Based on the evidence of Saturday, they finally are, but only in the Kingdom of Fife rather than the nation as a whole.
Okay, so Raith struggled against Darren Young’s team last term as well and still finished 14 points above them, but there’s no disguising the fact they were a distant second best during Saturday’s chastening 4-2 defeat.
The hope going into this season was that Rovers exceptional home form of recent years would be sustained, while the wretched struggles on the road could be turned around, but wearily, nothing much appears to have changed.
The loss at Stranraer could be mitigated to a degree in that Rovers were arguably the better side and unfortunate to lose, but misfortune had no part to play in this latest capitulation.
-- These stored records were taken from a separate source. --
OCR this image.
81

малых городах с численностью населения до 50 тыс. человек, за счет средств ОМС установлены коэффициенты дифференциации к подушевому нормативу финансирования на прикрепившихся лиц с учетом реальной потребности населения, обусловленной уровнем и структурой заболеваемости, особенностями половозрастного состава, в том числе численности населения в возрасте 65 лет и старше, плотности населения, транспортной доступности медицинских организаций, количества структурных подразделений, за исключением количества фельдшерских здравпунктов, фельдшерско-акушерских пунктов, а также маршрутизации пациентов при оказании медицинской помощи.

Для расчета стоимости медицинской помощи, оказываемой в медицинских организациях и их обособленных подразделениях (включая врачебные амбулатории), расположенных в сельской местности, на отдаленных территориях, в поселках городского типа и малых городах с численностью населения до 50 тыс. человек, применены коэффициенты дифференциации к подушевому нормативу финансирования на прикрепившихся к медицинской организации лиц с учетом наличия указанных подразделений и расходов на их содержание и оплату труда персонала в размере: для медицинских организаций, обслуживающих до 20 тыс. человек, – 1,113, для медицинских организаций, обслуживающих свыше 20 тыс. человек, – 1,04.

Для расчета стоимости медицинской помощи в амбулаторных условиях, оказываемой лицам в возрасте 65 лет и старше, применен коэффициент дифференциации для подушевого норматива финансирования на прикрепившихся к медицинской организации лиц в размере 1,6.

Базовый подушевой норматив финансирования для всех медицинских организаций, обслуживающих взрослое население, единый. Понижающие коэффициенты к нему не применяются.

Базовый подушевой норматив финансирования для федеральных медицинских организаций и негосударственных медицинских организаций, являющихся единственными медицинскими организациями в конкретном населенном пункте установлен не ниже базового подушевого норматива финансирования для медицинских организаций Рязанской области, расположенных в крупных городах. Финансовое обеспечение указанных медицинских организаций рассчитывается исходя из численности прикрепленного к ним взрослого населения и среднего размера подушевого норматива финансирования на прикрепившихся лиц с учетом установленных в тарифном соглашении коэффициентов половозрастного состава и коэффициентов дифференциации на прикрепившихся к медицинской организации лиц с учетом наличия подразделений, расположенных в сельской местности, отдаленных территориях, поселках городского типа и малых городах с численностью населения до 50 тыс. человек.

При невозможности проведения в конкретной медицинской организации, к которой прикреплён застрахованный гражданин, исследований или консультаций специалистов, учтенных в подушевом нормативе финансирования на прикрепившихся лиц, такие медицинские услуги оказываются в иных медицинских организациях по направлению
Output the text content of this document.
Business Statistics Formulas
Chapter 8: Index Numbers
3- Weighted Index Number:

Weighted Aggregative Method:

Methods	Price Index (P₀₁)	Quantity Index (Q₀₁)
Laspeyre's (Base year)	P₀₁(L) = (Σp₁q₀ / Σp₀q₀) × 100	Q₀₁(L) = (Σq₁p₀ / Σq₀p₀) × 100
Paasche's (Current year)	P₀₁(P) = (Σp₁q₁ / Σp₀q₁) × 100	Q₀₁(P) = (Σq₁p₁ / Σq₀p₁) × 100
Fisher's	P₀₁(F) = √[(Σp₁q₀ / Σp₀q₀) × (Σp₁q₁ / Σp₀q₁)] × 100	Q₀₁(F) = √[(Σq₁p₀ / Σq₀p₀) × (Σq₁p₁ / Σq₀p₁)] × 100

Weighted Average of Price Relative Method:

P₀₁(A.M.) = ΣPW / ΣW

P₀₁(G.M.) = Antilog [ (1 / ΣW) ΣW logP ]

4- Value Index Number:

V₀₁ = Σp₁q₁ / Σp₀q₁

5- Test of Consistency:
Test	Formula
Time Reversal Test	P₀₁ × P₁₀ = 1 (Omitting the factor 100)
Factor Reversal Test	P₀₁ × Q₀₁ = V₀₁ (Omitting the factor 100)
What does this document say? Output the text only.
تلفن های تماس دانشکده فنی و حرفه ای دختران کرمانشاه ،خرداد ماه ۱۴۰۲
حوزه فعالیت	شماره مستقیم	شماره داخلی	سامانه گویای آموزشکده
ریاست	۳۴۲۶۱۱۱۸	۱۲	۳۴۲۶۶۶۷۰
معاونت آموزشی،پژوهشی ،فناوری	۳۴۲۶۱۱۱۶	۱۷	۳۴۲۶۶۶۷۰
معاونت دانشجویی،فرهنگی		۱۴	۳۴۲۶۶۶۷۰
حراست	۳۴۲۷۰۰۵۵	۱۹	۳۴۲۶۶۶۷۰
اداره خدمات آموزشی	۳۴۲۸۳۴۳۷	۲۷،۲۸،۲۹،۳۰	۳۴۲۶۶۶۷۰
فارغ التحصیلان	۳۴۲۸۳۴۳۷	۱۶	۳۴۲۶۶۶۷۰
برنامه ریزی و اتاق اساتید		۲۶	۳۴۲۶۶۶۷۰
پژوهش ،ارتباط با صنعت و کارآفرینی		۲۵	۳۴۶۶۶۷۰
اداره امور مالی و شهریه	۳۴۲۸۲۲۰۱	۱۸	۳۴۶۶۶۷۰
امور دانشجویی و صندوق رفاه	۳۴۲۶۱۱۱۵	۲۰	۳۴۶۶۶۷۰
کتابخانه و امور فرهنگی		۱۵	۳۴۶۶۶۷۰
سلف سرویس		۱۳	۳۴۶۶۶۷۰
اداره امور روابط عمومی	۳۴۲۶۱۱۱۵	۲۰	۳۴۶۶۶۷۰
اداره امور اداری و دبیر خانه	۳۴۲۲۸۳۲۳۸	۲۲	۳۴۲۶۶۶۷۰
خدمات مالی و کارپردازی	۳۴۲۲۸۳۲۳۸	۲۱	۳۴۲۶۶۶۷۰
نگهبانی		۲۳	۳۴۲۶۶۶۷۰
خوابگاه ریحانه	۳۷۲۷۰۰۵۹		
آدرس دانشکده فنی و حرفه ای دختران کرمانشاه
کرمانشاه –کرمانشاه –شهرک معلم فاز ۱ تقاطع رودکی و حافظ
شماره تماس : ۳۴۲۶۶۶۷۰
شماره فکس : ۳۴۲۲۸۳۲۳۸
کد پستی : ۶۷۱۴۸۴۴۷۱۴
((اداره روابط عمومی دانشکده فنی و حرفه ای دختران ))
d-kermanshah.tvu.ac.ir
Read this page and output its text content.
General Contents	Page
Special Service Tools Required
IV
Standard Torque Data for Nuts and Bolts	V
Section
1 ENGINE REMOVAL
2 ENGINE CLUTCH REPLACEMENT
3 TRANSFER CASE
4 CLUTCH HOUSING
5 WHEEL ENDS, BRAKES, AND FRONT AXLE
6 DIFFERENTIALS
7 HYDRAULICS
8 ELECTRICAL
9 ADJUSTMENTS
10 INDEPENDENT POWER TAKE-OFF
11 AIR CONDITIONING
Taking the lead, losing it, and then spending whatever time remains desperately trying to get back into the game has been pretty much a regular occurrence for Raith since slipping into League One, and unless that changes, then League One is where they’ll be for some time.
Don’t get me wrong, there’s a lot to be said for high scoring games, and when Rovers are involved you’re virtually guaranteed them.
Last season’s 36 league games produced 122 goals, and this campaign is well on track to finish with an even higher figure, but it would be nice if they stopped whizzing past David McGurn at such an alarming rate of knots.
An inability to defend set-pieces has been an ongoing concern for what feels like forever, which, when combined with a susceptibility to conceding on the counter, screams of a problem with organisation.Despite being a forward, the return of Lewis Vaughan should help a little, but Rovers entire approach to games away from home has to change.
Winning 13 out of a possible 39 matches on the road is a meagre return for a side which has either been completely or mostly full-time while participating in a part-time league, and with the budget apparently used up, John McGlynn will have to find a solution from within.
With that in mind, perhaps the Tunnocks Caramel Wafer Cup tie has come at just the right time. Generally, a Challenge Cup fixture is seen as a bit of a hindrance, but an encounter against Falkirk where points aren’t at stake, gives a chance for personnel to be tried and tactics to be tweaked in a relatively pressure free environment.
You’d imagine that fringe players will get a run out, and presumably Fernandy Mendy will play at least some part in the proceedings, with the central defender a peripheral figure since the League Cup campaign.
A morale boosting win would be pleasant, as would a hint that the team has stumbled upon a new found defensive stability.
Even if that doesn’t materialise, Rovers fans at least have the fall back option of booing Ray McKinnon.